Closer look at Blue Tokai’s competitive advantage: By owning the full coffee value chain—from sourcing to roasting to cafés—Blue Tokai built credibility with connoisseurs and casual drinkers alike. Its brand became synonymous with Indian specialty coffee, pioneering a new consumption habit.

Also Read: startups are leveraging AI

9. 1mg – Digital Pharmacy and Health Platform

Buying medicines in India was considered a low-trust activity. With 1MG’s entry there was now a platform where users could not only order medicines but also access prescriptions, diagnostics, and detailed drug information.

Closer look at 1mg’s competitive advantage: By combining e-pharmacy with verified content and diagnostics, 1mg became a trusted name in digital healthcare. It addressed both access and awareness gaps, especially in Tier 2 and Tier 3 cities, and pioneered digital trust in a highly regulated, sensitive sector.

10. Pratilipi – Vernacular Storytelling Platform

India has a deep oral and written storytelling tradition, yet most content platforms ignore regional languages. Pratilipi gave millions of writers and readers a space to create and consume stories in 12+ Indian languages, from Hindi to Malayalam.

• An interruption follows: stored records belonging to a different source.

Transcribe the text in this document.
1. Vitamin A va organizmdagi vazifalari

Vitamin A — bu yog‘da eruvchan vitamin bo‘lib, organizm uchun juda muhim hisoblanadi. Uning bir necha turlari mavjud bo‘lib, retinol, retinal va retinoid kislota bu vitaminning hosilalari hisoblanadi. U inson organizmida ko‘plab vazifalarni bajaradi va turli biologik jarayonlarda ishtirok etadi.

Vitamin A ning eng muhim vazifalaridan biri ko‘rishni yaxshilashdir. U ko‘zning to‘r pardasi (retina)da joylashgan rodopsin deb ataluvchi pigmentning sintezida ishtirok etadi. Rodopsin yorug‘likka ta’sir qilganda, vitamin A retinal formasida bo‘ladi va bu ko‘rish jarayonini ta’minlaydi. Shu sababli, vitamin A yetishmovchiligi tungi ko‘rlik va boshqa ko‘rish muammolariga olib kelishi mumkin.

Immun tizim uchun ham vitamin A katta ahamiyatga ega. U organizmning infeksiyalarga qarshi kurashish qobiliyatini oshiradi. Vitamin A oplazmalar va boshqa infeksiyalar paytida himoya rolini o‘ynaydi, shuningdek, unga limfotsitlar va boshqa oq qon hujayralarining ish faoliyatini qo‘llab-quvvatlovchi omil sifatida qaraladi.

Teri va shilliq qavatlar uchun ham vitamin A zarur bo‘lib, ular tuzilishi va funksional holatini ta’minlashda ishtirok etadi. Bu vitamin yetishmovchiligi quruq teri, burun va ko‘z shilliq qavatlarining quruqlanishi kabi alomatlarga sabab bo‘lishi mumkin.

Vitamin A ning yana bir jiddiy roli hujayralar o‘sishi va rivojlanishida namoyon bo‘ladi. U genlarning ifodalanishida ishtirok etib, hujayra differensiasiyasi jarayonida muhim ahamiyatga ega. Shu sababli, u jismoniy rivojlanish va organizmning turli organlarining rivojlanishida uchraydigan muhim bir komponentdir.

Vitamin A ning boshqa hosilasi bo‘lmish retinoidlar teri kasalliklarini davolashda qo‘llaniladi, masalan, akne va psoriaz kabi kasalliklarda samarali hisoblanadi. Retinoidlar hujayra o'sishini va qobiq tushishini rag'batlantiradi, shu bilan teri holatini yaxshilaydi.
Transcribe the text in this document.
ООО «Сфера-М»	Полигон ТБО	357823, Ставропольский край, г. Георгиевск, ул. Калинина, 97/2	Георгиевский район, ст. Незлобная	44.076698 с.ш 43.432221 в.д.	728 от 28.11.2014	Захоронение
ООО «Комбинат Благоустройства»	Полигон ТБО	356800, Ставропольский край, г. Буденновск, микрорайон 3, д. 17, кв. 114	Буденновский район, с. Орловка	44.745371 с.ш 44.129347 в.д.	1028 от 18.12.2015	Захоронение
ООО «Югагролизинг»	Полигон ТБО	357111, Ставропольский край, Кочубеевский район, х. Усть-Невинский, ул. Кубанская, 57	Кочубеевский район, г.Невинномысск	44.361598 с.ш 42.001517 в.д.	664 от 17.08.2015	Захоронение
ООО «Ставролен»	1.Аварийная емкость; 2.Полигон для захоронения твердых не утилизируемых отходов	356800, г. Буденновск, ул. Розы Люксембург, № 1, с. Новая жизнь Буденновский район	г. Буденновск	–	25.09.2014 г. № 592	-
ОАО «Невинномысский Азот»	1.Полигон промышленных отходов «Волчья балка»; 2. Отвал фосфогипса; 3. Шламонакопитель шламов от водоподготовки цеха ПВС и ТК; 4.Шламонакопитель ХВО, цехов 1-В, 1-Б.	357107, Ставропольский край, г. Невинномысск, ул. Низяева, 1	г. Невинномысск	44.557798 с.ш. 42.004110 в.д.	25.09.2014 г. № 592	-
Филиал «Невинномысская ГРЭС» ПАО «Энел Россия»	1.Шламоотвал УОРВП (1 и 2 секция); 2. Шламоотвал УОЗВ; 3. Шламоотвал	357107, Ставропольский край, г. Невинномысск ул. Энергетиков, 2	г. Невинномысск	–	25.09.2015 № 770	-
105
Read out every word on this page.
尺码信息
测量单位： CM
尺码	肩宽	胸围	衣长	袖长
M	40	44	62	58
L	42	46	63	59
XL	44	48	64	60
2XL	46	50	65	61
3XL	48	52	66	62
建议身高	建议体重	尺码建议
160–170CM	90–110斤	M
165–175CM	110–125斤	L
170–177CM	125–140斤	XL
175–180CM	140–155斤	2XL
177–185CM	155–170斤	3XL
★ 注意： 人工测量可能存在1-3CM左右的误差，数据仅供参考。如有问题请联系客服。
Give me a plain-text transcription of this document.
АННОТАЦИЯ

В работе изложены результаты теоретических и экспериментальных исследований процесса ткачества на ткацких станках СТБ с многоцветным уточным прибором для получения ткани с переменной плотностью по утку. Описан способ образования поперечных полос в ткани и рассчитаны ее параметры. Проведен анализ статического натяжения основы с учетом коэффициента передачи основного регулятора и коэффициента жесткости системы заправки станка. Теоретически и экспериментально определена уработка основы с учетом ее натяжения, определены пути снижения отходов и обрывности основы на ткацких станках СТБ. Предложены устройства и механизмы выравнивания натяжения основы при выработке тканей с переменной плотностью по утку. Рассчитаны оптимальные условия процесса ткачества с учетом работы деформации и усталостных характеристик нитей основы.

Closer look at Pratilipi’s competitive advantage:

By going deep on language-first content, Pratilipi captured a massive, underserved audience. Its community-led model and expanding IP universe (including audio and comics) allowed it to build a content engine unlike anything else in India’s creator economy.

The WeWork Labs Take

Category creators in India have done more than just build businesses—they’ve built trust where there was skepticism, shaped new habits where old ones were entrenched, and pushed the boundaries of what was considered possible in their respective sectors. They haven’t merely responded to demand—they’ve created it, often in spaces that were either underserved, unorganised, or simply didn’t exist. From redefining how Indians trade stocks, shop for beauty, or consume protein, these startups have reshaped consumer expectations, raised the bar for product quality and experience, and in many cases, even influenced regulatory and infrastructure changes in their industries.

As India’s digital economy matures and consumer sophistication rises, the role of category creators will become even more critical.